平安時代に入ると、日本人は「非対称性」にも美意識を持つようになります。
そこから、獅子の片方は角を持った犬へと変化しました。
名前もまとめて「狛犬」と呼ばず、角が有る方を『狛犬』、角が無い方が『獅子』と呼ぶようになりました。
もう一つの大きな変化は、口の開き方です。
仏教の真言に『阿吽(あうん)』というものがあります。
神仏を表す文字「梵字(ぼんじ)」の中で、全く妨げのない状態で口を大きく開いた時の音「阿(あ)」と口を完全に閉じたときの音「吽(うん)」が、宇宙の始まりから終わりを表す言葉とされています。
この思想から、口を開いた像を「阿形(あぎょう)」、口を閉じた像を「吽形(うんぎょう)」といい、2体を一対として安置するようになります。

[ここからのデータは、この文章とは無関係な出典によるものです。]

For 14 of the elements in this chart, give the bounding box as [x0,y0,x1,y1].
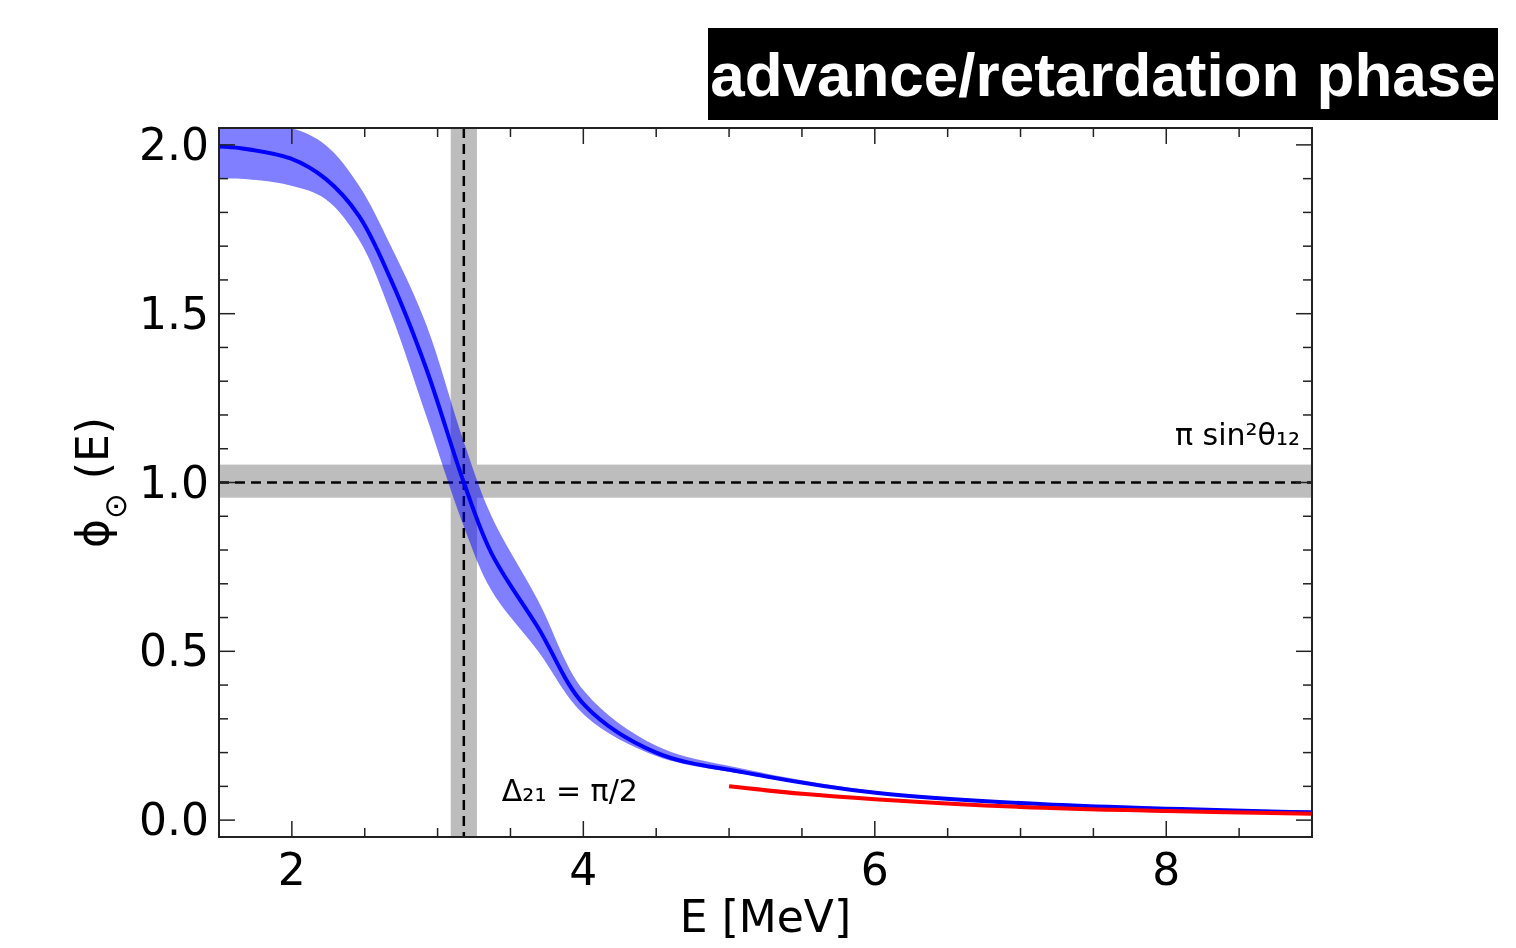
y-tick-label: 1.0 [139,456,209,508]
x-tick-label: 8 [1152,844,1181,895]
y-tick-label: 0.5 [139,625,209,677]
x-tick-label: 2 [277,844,306,895]
x-tick-label: 6 [860,844,889,895]
y-tick-label: 1.5 [139,287,209,339]
chart-title: advance/retardation phase [710,40,1496,109]
y-tick-label: 2.0 [139,118,209,170]
x-tick-label: 4 [569,844,598,895]
x-axis-title: E [MeV] [679,891,852,942]
text: 0.0 [139,794,209,846]
line-series [727,784,1312,816]
ref-line-label: Δ₂₁ = π/2 [501,773,638,808]
ref-line-label: π sin²θ₁₂ [1174,416,1300,452]
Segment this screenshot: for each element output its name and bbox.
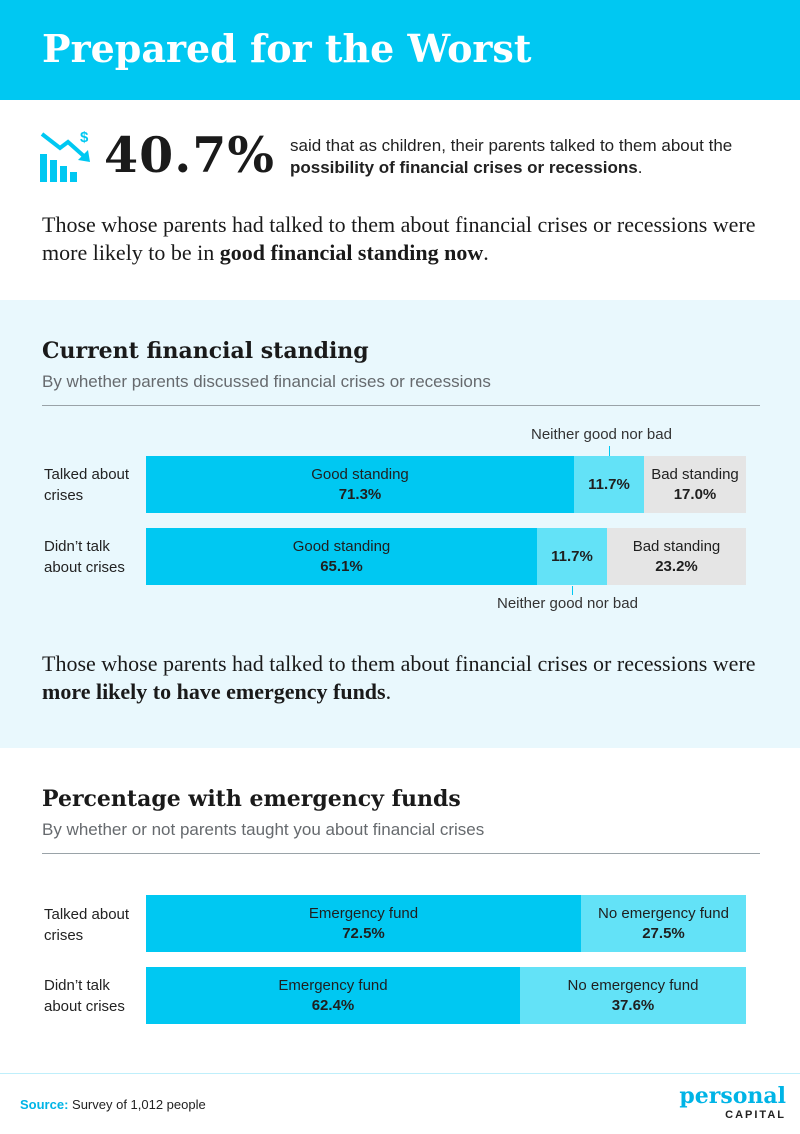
chart1-bar-row1-bad-standing: Bad standing 17.0% [644, 456, 746, 513]
footer-divider [0, 1073, 800, 1074]
chart2-divider [42, 853, 760, 854]
chart1-bar-row2-neither-good-nor-bad: 11.7% [537, 528, 607, 585]
chart1-row-label-didnt: Didn’t talk about crises [44, 538, 125, 576]
chart1-divider [42, 405, 760, 406]
chart1-band [0, 300, 800, 748]
chart2-bar-label: Emergency fund [278, 976, 388, 994]
chart2-bar-row1-no-emergency-fund: No emergency fund 27.5% [581, 895, 746, 952]
chart1-bar-label: Bad standing [632, 537, 721, 555]
chart2-bar-label: No emergency fund [598, 904, 729, 922]
chart2-bar-value: 27.5% [642, 924, 685, 942]
chart1-bar-value: 65.1% [320, 557, 363, 575]
chart2-title: Percentage with emergency funds [42, 786, 461, 812]
chart2-bar-label: Emergency fund [308, 904, 419, 922]
chart1-bar-label: Bad standing [651, 465, 739, 483]
chart1-bar-value: 71.3% [338, 485, 382, 503]
chart1-bar-value: 23.2% [655, 557, 698, 575]
chart2-bar-row1-emergency-fund: Emergency fund 72.5% [146, 895, 581, 952]
brand-logo: personal CAPITAL [679, 1083, 786, 1121]
chart1-bar-value: 11.7% [551, 547, 593, 565]
svg-text:$: $ [80, 129, 89, 146]
chart1-bar-label: Good standing [292, 537, 391, 555]
chart2-bar-value: 62.4% [311, 996, 355, 1014]
chart1-bar-label: Good standing [311, 465, 409, 483]
chart1-callout-top: Neither good nor bad [531, 426, 672, 443]
headline-stat-description: said that as children, their parents tal… [290, 136, 733, 177]
chart2-bar-row2-emergency-fund: Emergency fund 62.4% [146, 967, 520, 1024]
chart1-bar-row1-neither-good-nor-bad: 11.7% [574, 456, 644, 513]
chart2-bar-value: 37.6% [611, 996, 655, 1014]
chart2-row-label-didnt: Didn’t talk about crises [44, 977, 125, 1015]
chart1-callout-leader-top [609, 446, 610, 456]
page-title: Prepared for the Worst [42, 26, 532, 71]
chart1-subtitle: By whether parents discussed financial c… [42, 372, 491, 391]
source-note: Source: Survey of 1,012 people [20, 1097, 206, 1112]
header-banner: Prepared for the Worst [0, 0, 800, 100]
chart1-callout-bottom: Neither good nor bad [497, 595, 638, 612]
declining-bar-chart-dollar-icon: $ [40, 129, 90, 182]
intro-paragraph-emergency: Those whose parents had talked to them a… [42, 651, 756, 704]
chart1-row-label-talked: Talked about crises [44, 466, 130, 504]
chart1-bar-row1-good-standing: Good standing 71.3% [146, 456, 574, 513]
intro-paragraph-standing: Those whose parents had talked to them a… [42, 212, 756, 265]
chart2-bar-label: No emergency fund [567, 976, 699, 994]
chart2-row-label-talked: Talked about crises [44, 906, 130, 944]
chart2-bar-row2-no-emergency-fund: No emergency fund 37.6% [520, 967, 746, 1024]
chart2-bar-value: 72.5% [342, 924, 385, 942]
chart1-title: Current financial standing [42, 338, 369, 364]
chart2-subtitle: By whether or not parents taught you abo… [42, 820, 485, 839]
headline-stat-value: 40.7% [104, 126, 275, 184]
chart1-bar-row2-good-standing: Good standing 65.1% [146, 528, 537, 585]
chart1-bar-value: 11.7% [588, 475, 630, 493]
chart1-bar-row2-bad-standing: Bad standing 23.2% [607, 528, 746, 585]
chart1-bar-value: 17.0% [673, 485, 717, 503]
chart1-callout-leader-bottom [572, 586, 573, 595]
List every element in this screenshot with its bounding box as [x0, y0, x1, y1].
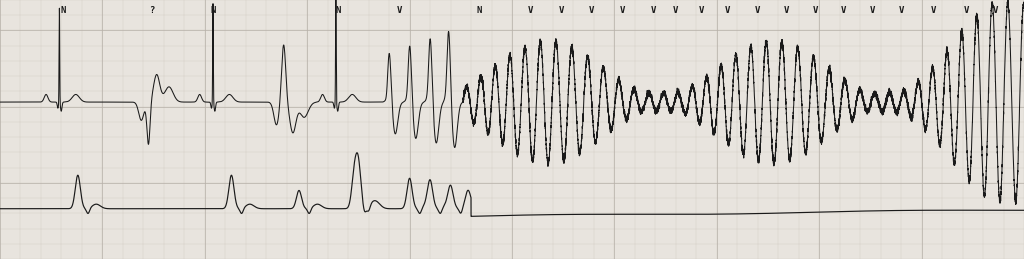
Text: V: V	[812, 6, 818, 15]
Text: V: V	[992, 6, 998, 15]
Text: V: V	[724, 6, 730, 15]
Text: V: V	[964, 6, 970, 15]
Text: V: V	[755, 6, 761, 15]
Text: ?: ?	[148, 6, 155, 15]
Text: V: V	[396, 6, 402, 15]
Text: V: V	[841, 6, 847, 15]
Text: V: V	[698, 6, 705, 15]
Text: V: V	[783, 6, 790, 15]
Text: N: N	[60, 6, 67, 15]
Text: V: V	[931, 6, 937, 15]
Text: V: V	[527, 6, 534, 15]
Text: N: N	[210, 6, 216, 15]
Text: V: V	[650, 6, 656, 15]
Text: V: V	[589, 6, 595, 15]
Text: V: V	[558, 6, 564, 15]
Text: V: V	[673, 6, 679, 15]
Text: V: V	[869, 6, 876, 15]
Text: N: N	[476, 6, 482, 15]
Text: V: V	[620, 6, 626, 15]
Text: V: V	[898, 6, 904, 15]
Text: N: N	[335, 6, 341, 15]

寺院の入り口にある「金剛力士像(仁王像)」は、阿吽を取り入れた典型的な像です。
狛犬も同様に、獅子が「阿形」、狛犬が「吽形」の姿になりました。
また、神社に向かって右側に獅子、左側に狛犬を配置するのが一般的です。
狛犬のお仕事
王の権力や力の象徴として飾られた獅子がモチーフの狛犬。
日本にやってきた当初も「天皇の威厳を示す・玉体守護」の役割が強かったようです。
そのうち守護だけでなく魔除けとしての役割を担うようになり、神様を守る存在として神社設置されるようになるのです。
また神社との関係性が強くなってくると、神様のご利益にも関連付けられます。
例えば、夫婦円満を担った狛犬は、オスとメスの一対で設置されていることがあります。
子孫繁栄を担うと、狛犬の傍に子どもを連れている『子取り(ことり)』。
家運隆盛だと、運気が良く転がるようにと玉を持たせた『玉取り(たまどり)』など、様々な役割を持っています。
変化しているのは持っている物だけではありません。
神社に祀られている神様の使いである『神使(しんし)』の動物の姿をしている狛犬も多いのです。
十二支の動物の他、稲荷神社は「狐」、養蚕守護のためにネズミを退治する「猫」、伝説に基づいてなんと「河童」の姿をしたものもいます。
かつては強さを示す獅子像が、日本の文化と紐づき狛犬として活躍しています。
モチーフは同じですが、一つとして同じものはありません。
神社に参拝した時に狛犬を観察してみると、信仰の背景も見えて面白いですね。